Rüzgârdan yararlanma ve güneşe ulaşma hakkını temelinden sarsan; kapalı iç avlulu, yani genellikle dört yöndeki yollara bakan parseller düzeninde, bitişik nizam yapı önerileri, tarihi kentsel yanlışların mezarlığına gömülmelidir artık. Kamusal bile olamayan şirin bir iç bahçe, yani sadece bireysel sahibiyet duygusunu destekleyen bir yeşil alan peşinde olmamalıyız. Çünkü bu düzende, kent planı gereği yaratılan sanal merkeze yani iç avluya, biraz yeşil biraz havuz kandırmacası ile yönlenmek zorunda bırakılan tüm yapılar, rüzgâr ve güneşin eşit kullanımı konusundaki tüm haklarından peşinen vazgeçmiş olmaktadır.

GLOBAL ISINMA

Büyük Sahra’nın günde iki metre yani yılda 700 metre genişlediğini, kuzey kutbundaki buzul alanın son 25 yılda beşte birini kaybettiğini duydu isek, bu gidişle kalanının 100 yıl içinde yok olabileceğini hesaplayabiliyorsak, “ülkemiz ya da kentimiz oralara çok uzak. Yani bizi pek ilgilendirmez !” diyebilmek mümkün müdür? Sizce global ısınmanın sonuçları bizi hiç mi etkilemeyecektir?

Dünya genelinde büyük yıkımlara yol açan ve bizim kapımızı da orta ölçekte çalmaya başlayan sellere bakarak, her an büyük bir felaket ile karşılaşabileceğimiz tahmin edilebilmekte. Aynı endişe depremsellik açısından da bire bir geçerli.. O konuda da, en doğru taşıyıcı yapı malzemesi olarak, dünyada 8–10 kata kadar uygulaması yaygınlaşan ve deprem riski sıfıra yakın olan ahşabı, ayrıca ele almak gerek.

Peki biz, insanlar ölene ya da topraklarımız çölleşip artık bizi doyuramayacak hale gelene kadar ne yapmak gerektiğini düşünmeyecek miyiz?
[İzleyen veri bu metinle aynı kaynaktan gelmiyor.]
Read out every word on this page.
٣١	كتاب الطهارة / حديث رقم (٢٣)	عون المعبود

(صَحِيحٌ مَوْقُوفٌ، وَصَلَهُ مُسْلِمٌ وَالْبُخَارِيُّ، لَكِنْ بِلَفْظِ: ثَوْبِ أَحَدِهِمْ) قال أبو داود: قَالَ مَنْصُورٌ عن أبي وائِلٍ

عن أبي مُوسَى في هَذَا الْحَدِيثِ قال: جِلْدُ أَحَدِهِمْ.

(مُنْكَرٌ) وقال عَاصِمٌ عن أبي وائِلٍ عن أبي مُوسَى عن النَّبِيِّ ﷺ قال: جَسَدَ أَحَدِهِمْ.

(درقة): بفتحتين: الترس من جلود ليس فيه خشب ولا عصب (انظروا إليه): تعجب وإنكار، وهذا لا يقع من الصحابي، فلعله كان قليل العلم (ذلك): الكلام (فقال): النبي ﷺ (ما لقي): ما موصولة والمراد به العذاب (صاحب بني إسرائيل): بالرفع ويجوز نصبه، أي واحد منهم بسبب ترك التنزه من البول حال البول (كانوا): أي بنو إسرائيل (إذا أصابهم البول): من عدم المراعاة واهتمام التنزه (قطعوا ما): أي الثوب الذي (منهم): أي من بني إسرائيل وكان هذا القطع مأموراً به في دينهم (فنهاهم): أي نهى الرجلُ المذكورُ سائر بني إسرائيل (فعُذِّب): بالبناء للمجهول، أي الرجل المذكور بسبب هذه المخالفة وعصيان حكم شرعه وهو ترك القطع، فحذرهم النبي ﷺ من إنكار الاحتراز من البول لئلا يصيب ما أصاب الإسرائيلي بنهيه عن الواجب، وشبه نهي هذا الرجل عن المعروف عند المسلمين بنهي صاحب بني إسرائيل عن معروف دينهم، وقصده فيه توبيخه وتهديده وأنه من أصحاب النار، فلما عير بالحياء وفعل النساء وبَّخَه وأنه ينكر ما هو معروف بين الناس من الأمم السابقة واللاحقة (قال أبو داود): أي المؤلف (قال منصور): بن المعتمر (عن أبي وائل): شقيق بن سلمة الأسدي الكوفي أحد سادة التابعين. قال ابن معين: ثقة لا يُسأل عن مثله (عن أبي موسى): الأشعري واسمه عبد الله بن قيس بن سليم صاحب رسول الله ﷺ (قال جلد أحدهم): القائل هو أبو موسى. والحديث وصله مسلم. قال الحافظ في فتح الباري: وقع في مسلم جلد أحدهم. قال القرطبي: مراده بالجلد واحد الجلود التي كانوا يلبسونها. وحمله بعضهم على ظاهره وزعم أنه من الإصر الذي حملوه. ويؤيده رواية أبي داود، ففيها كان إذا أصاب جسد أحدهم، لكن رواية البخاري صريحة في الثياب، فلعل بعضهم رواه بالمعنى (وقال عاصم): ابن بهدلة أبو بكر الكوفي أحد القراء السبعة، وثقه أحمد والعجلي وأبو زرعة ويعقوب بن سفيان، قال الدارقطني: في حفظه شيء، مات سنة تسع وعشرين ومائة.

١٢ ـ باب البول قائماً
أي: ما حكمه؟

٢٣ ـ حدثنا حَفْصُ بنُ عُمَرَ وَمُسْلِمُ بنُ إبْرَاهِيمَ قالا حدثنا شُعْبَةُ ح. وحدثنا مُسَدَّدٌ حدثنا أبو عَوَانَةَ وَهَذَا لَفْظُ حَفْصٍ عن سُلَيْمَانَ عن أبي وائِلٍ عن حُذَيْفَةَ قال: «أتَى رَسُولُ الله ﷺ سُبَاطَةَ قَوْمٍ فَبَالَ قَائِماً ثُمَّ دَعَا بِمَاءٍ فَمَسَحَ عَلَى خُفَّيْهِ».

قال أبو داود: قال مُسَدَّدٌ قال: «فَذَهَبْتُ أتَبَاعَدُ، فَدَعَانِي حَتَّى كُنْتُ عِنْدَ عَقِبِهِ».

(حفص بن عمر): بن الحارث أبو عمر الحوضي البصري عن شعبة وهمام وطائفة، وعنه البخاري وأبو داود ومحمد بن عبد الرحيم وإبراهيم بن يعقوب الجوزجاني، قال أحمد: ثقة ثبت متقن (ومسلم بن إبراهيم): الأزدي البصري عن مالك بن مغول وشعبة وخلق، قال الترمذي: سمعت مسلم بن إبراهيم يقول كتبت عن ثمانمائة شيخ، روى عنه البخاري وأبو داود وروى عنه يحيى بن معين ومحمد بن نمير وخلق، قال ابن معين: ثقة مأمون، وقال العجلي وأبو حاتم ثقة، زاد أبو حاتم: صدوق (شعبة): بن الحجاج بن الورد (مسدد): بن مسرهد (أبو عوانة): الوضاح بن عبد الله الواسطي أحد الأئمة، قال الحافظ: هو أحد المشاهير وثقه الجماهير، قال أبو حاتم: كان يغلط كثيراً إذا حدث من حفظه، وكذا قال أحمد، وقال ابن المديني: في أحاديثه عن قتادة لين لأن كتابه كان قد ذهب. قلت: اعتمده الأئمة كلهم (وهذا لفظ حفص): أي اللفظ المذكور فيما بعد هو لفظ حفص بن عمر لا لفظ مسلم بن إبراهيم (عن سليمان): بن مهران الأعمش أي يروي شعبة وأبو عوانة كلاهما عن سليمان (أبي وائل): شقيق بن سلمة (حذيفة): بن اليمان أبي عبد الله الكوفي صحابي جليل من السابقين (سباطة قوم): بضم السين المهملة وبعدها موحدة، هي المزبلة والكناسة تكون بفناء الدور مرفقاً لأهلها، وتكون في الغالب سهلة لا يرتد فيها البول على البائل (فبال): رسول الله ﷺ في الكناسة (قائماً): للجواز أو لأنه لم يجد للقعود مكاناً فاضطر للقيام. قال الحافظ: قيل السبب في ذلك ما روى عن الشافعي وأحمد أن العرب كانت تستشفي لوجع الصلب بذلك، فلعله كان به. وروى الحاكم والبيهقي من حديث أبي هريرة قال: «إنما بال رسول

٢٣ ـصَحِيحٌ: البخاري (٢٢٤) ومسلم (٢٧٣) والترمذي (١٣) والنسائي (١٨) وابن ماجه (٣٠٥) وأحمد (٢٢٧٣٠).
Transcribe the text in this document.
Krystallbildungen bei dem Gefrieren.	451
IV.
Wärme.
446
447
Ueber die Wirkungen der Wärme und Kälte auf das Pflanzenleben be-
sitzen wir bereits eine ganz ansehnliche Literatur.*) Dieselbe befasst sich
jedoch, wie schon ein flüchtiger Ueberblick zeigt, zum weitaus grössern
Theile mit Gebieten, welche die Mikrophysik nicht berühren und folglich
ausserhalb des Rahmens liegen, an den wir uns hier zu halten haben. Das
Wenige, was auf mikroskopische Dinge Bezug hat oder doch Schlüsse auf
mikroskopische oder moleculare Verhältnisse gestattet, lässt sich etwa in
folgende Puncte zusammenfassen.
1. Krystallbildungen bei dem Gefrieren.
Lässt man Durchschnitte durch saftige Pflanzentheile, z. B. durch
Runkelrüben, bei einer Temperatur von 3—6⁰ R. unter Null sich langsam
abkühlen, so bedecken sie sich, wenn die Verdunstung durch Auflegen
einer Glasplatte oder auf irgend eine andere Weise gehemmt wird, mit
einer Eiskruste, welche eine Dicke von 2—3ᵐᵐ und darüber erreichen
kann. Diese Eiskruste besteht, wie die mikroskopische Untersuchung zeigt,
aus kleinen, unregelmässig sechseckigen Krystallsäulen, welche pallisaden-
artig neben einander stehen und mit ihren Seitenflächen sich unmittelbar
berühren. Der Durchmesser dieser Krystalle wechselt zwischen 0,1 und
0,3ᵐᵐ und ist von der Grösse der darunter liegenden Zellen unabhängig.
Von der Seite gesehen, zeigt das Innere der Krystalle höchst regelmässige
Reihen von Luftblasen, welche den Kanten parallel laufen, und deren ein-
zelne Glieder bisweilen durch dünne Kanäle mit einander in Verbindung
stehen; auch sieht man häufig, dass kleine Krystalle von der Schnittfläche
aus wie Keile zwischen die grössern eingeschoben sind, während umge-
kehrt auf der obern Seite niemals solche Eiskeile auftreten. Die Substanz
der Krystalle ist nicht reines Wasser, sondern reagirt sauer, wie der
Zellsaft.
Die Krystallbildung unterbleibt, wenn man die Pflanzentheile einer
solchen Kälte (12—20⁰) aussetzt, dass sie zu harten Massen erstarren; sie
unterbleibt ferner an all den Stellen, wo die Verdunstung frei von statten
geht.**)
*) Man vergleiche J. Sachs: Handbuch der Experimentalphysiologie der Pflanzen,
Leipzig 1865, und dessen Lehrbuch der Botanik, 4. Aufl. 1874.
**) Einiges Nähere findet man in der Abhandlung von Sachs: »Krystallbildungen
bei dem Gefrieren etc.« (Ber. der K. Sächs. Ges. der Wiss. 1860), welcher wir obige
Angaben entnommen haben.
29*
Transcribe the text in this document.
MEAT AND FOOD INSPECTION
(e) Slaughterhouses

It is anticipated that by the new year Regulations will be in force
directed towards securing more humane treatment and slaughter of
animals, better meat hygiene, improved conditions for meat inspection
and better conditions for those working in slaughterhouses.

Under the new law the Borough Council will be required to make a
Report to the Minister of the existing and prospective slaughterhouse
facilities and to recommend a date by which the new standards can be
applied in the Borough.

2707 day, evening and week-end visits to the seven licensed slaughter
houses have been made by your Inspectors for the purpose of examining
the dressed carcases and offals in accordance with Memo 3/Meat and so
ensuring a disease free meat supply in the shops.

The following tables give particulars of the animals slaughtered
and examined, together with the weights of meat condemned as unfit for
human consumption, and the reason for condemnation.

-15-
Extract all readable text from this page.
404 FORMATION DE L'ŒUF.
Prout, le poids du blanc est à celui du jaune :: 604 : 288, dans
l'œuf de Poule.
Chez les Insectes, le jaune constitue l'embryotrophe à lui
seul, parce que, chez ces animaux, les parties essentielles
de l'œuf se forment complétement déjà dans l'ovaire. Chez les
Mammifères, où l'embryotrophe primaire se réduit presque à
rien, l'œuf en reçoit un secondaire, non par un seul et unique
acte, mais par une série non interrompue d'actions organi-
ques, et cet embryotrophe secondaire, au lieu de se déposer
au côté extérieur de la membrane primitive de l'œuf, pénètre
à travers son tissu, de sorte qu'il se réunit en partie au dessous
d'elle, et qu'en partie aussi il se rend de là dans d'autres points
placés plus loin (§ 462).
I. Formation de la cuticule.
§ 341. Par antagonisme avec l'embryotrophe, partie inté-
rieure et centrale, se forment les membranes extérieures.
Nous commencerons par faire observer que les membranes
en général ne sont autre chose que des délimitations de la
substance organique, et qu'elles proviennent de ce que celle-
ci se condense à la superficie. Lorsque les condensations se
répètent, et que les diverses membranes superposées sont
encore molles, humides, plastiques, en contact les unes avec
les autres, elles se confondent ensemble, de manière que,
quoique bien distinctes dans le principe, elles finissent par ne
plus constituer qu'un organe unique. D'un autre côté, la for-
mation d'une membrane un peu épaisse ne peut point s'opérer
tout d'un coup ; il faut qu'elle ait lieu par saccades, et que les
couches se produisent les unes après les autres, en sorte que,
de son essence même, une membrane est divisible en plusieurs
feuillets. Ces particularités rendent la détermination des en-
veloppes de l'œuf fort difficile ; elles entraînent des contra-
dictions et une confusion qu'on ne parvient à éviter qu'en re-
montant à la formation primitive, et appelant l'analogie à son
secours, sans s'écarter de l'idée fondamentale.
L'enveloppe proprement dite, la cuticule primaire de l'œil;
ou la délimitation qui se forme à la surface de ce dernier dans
Bu küresel dönüşümün nedenlerini irdelerken, temel kaynak güneşi yerli yerinde, yeterince ve eşitlik ilkesince kullanabilmek yerine; enerji denince tek çare sanılarak; yakıldığında iklimsel felaketlere yol açan fosil kaynaklara ve doğal yıkımlara kapı açan nükleer sevdasına endeksli bir yaşamın tek seçenek olduğuna inanmamız doğru mudur?

KAPALI MEKÂNLAR ve ENERJİ

Yıllardır vurgulamaya çalıştım. Bilinmektedir ki; dünyada üretilen ya da üretmek zorunda olduğumuza ikna edilen enerjinin tam yarısı kapalı mekânlarda tüketilmektedir. Bunun sadece ülkemiz için karşılığı ise; bir yıl için 25-30 milyar dolardır. Yani bundan büyük ne bir harcamamız ne de daha çok tasarruf şansımız vardır. Projelendirdiğimiz ve uyguladığımız örneklerde gördük ki o kapalı mekan; kendisini ısıtmak, soğutmak, aydınlatmak, havalandırmak ve atık sorununu çözmek için bir liralık enerji satın almadan hayatını sürdürebilmektedir. Yani bir anlamda güneş sayesinde, o harcamanın tek kuruşundan sorumlu değildir artık.

Dünya örnekleri de deneyimlerimizi desteklemekte… Elektronik, mekanik çarelere başvurmadan, “Enerji Mimarlığı” ilkelerini kullanarak, yani sadece; güneşi temel alan doğru yön, doğru malzeme ve doğru tasarım yöntemi ile, ilave para harcamadan; bu miktarın % 50’si kadar tasarruf yapma şansımız vardır… Ama ille de güneş… Yani güneşe ulaşma hakkına riayet edilerek.. Elbette bu kurala, kentsel plan ölçeğinde uymaya başlamak koşulu ile… Belki de öncelikli olarak kuzey değil, güney yamaçlarını tercih ederek işe başlamalıyız.

DİĞER YARISI !..

Kalanın dörtte biri, ulaşım sektöründe tüketilmektedir.. O konuda hep birlikte izlediğimiz gelişmeler ise, bedava ulaşım olanağı bile doğurabilecek kent içi ulaşım araçlarına sıra geldiğini göstermektedir… Çok basit bir örnek verirsek, kendi eviniz için üretme gayretine girdiğiniz enerjinin sadece elektrik bölümünde, Türkiye koşullarında daima fazlanız olacaktır. Dolayısı ile, güneş sayesinde yıl içinde ürettiğiniz fazlayı devlete satmak yerine, kendi aracınızın aküsünü doldurmayı tercih edebileceksiniz demektir.. Sıra gelir, hidrojeni ve güneşi birlikte kullanabilen hibrit toplu ulaşım araçlarına… Şimdilik 600 patent var. Yani bence pek yakında !…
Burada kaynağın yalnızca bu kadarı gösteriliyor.